Going home in this sense is reconnecting and recommitting to a life of focused purpose. One of the ways I do this is by getting out and reading through my Meditation Workbook—abinder containing my own and other’s inspirational thoughts, poems, prayers, meditations, contemplations, essays, and information—writings that have been important to me. As with photographs, these items reflect back to me certain qualities of identity and aspiration. By reconnecting with my “family” of beliefs and values in those pages, I can better act deliberately in ways that reinforce them—always with an open mind and a willingness to modify them as consciousness evolves. As a source of inspiration, these materials always re-energizes me and call me to center.
What a blessing it is to have comfortable and enriching homes, both in the world and in consciousness.

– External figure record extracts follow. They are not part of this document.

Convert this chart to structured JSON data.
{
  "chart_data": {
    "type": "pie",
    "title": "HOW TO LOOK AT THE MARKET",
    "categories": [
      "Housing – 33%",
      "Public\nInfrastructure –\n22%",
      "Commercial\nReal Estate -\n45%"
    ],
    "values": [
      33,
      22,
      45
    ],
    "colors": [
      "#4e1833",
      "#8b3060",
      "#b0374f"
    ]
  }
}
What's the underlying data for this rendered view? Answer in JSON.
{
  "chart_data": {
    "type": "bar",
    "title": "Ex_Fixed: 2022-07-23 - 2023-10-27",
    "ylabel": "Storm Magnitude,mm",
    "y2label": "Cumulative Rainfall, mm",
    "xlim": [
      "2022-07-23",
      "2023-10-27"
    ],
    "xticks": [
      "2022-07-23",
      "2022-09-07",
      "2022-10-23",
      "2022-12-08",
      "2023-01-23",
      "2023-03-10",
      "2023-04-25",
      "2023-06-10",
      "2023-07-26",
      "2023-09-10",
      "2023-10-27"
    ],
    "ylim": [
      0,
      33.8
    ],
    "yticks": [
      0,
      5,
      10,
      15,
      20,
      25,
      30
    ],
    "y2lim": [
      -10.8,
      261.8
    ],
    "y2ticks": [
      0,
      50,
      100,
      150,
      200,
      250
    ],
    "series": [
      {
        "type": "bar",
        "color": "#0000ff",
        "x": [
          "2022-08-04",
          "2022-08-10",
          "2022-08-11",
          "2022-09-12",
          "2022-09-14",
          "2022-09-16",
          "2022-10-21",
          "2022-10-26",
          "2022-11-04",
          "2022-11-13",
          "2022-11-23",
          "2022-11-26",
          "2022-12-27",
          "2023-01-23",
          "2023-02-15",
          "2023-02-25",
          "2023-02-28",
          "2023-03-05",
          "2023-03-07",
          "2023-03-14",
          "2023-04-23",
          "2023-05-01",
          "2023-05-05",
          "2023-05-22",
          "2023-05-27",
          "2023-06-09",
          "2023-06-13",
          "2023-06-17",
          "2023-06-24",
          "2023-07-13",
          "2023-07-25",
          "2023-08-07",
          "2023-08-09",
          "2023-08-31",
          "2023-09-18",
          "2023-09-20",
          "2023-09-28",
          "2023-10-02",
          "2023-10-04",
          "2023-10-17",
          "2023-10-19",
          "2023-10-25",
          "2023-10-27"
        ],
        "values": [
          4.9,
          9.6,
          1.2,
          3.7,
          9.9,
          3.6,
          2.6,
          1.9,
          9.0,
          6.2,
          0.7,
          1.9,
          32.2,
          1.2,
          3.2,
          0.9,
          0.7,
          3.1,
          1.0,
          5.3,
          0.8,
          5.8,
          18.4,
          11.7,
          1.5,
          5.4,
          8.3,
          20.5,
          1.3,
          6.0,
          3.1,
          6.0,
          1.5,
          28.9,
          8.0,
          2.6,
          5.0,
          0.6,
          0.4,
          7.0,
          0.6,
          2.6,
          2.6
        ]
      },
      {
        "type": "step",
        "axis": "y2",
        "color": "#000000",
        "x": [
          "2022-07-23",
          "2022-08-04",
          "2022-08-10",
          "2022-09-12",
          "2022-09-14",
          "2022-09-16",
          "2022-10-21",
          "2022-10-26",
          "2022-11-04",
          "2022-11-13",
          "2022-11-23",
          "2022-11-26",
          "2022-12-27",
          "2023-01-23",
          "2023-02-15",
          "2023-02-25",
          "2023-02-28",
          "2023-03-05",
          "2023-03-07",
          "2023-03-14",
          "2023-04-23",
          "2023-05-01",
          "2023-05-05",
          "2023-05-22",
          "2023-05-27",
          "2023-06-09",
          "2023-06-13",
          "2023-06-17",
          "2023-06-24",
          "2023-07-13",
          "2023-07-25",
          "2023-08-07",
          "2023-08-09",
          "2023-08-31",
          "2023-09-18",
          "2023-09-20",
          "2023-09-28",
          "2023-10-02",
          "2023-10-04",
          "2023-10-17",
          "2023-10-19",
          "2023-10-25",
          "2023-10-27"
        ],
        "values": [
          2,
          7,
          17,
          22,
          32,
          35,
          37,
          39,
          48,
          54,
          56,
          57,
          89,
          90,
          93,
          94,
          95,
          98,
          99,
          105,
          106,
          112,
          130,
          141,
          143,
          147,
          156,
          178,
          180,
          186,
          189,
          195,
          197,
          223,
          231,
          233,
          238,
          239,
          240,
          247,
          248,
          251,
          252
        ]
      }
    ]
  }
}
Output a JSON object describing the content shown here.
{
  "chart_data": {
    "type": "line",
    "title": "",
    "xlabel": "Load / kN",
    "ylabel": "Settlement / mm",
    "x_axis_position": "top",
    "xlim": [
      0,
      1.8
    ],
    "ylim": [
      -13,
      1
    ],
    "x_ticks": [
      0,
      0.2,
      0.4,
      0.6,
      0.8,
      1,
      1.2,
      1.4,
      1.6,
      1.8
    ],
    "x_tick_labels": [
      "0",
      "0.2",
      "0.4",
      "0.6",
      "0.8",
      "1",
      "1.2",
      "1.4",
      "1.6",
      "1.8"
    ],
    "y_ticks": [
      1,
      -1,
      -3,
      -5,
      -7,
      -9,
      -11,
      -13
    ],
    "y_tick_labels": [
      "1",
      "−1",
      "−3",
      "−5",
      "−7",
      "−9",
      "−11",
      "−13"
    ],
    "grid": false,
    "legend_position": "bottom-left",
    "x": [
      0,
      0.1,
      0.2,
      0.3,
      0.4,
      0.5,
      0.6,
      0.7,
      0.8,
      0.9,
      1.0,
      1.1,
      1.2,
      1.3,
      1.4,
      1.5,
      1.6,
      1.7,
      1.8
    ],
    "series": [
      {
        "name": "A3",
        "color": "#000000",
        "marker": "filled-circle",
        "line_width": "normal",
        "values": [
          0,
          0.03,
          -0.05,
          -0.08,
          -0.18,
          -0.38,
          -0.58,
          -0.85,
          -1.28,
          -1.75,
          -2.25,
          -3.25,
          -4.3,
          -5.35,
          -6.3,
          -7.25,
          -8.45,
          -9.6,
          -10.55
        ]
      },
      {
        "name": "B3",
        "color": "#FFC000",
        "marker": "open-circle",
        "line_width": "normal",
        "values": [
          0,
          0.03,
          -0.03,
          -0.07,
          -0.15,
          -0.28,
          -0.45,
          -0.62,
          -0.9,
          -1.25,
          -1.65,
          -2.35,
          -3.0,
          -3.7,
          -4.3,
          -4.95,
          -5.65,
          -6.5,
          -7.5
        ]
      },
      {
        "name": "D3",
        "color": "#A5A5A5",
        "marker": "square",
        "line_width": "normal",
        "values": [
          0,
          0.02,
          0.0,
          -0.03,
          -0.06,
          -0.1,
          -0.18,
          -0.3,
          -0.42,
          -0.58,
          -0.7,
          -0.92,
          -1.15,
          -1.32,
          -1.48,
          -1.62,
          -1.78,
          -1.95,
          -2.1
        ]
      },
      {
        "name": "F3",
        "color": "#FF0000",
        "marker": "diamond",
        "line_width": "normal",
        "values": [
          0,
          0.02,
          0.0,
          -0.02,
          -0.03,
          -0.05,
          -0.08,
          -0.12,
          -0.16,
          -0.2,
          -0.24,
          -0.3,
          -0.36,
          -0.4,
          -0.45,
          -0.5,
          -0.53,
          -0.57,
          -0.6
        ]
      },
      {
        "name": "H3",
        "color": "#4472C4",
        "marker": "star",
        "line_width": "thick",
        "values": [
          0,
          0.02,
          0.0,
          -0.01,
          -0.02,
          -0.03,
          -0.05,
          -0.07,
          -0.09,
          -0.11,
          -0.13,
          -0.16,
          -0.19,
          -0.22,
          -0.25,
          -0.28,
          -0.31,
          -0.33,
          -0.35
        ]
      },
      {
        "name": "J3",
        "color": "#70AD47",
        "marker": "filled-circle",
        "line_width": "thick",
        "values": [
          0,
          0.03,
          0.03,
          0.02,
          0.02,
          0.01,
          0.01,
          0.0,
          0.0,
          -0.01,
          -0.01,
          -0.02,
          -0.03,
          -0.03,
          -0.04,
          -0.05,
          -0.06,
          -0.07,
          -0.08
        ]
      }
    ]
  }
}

The temptation is to think that these are due to circumstances. But just as a house is not automatically a home, both domains require continuous work—physically, mentally, and spiritually. Like migrating geese, to get there we have to go there.
The light that shines farthest shines brightest at home.
Rhoda and Homer Slabaugh (Amish)
About This Image
Title: Geese In Flight
File #: DC360
Location: Logan, OH
I got up around 4:00 a.m. so I leave the motel and could reach Lake Logan by sunrise. This photograph was made around the same time as the masthead for this blog. Walking the shoreline, a flock of geese flew over the water. Quickly, I raised the camera and clicked off about five shots. Because I was using a zoom lens that had been set on “wide-angle,” by the time I zoomed-in and focused, the moment had gone. Previewing the shots showed they were all out of focus and the birds were blurred.
Figuring (hoping) that another flock might come, I zoomed the lens to “telephoto,” set a faster shutter speed, and focused on the water—about where the geese had been. I didn’t have to wait long before another flock of birds came along. As the saying goes, “Fortune favors the prepared mind.” And camera.